As Americans strive to eat healthier and add more fruits and vegetables to their diets, a study concluded "market basket" study has a simple message for consumers—think "frozen."

The Frozen Food Foundation, a not-for-profit organization affiliated with the American Frozen Food Institute (AFFI ), McLean, Va., dedicated to fostering scientific research, public awareness and education regarding the nutritional value of frozen foods, partnered with the University of Georgia to conduct a study comparing the nutrient content of eight commonly-purchased frozen and fresh fruits and vegetables.

The study mimicked consumer purchasing and storage habits of blueberries, strawberries, corn, broccoli, cauliflower, green beans, green peas and spinach. To account for variables such as growing conditions, country of origin and time in the supply chain, composite samples were prepared from fresh and frozen fruits and vegetables purchased from six independent grocery stores.

Each fruit and vegetable was analyzed under three conditions—frozen; fresh (on the day of purchase); and fresh-stored (after five days of storage in a kitchen refrigerator). Surveys show that Americans may, on average, store perishable fruits and vegetables for up to five days or more, based on bi-weekly grocery shopping habits.

The study results also revealed that the nutritional value of many frozen fruits and vegetables are generally equal to that of their fresh counterparts. The nutritional value—namely the amounts of vitamins A and C and folates—of some frozen fruits and vegetables is greater than that of fresh-stored produce. This determination likely owes itself to the nutrient degradation that occurs in fresh produce during storage. Frozen fruits and vegetables are picked and frozen at their peak ripeness, locking in the nutrient value at the point of freezing.

"Our research shows that frozen fruits and vegetables are nutritionally equal to—and in some cases better than—their fresh counterparts," says Dr. Ronald Pegg, associate professor at University of Georgia and leader of the study. "In particular, vitamin A was greater in frozen fruits and vegetables than select fresh-stored fruits and vegetables."

Consumers cite affordability, quick and easy preparation, ease of storage and reduced waste as key reasons they purchase frozen fruits and vegetables, according to research conducted by the Produce for Better Health Foundation, Hockessin, Del. While most consumers agree they should be eating more fruits and vegetables, by a nearly 2:1 margin, they mistakenly consider fresh fruits and vegetables a healthier option than frozen produce.

"Frozen fruits and vegetables can play an important role in helping Americans easily add more fruits and vegetables to their diets to meet daily recommendations," says Dr.
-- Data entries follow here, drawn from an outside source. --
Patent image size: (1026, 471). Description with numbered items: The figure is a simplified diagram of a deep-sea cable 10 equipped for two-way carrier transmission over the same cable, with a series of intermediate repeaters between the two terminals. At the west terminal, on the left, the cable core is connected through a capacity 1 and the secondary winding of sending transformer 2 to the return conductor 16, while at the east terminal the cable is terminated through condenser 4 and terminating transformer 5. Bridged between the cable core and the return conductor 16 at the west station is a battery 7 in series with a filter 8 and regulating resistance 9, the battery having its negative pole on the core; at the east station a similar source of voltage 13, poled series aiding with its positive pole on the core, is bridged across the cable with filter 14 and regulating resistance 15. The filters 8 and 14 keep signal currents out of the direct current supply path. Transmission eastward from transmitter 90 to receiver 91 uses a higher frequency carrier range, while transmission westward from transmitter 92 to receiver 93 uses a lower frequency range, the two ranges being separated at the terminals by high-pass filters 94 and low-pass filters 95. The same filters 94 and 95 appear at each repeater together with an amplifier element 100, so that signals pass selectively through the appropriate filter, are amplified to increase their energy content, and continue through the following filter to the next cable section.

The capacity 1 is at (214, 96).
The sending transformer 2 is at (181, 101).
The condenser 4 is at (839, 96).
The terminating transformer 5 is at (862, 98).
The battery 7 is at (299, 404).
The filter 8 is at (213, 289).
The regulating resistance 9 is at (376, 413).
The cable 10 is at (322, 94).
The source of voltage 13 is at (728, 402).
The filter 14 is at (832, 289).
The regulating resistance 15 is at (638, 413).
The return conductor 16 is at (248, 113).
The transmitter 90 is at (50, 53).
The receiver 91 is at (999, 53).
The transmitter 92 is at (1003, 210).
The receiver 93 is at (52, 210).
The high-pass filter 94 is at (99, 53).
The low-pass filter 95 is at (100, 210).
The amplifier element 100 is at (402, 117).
Elizabeth Pivonka, president and CEO of the Produce for Better Health Foundation. "Fresh and frozen produce have minor nutritional variances and provide a wide range of valuable nutrients essential for good health."

This research provides valuable new insights into the nutritional value of frozen and fresh fruits and vegetables, adding significantly to the growing body of research highlighting the nutritional benefits of frozen produce.

"Freezing is simply nature's pause button," says Kraig Naasz, president and CEO of AFFI. "As this research clearly shows, freezing is a natural and effective way to preserve the nutritional value and quality of fresh food."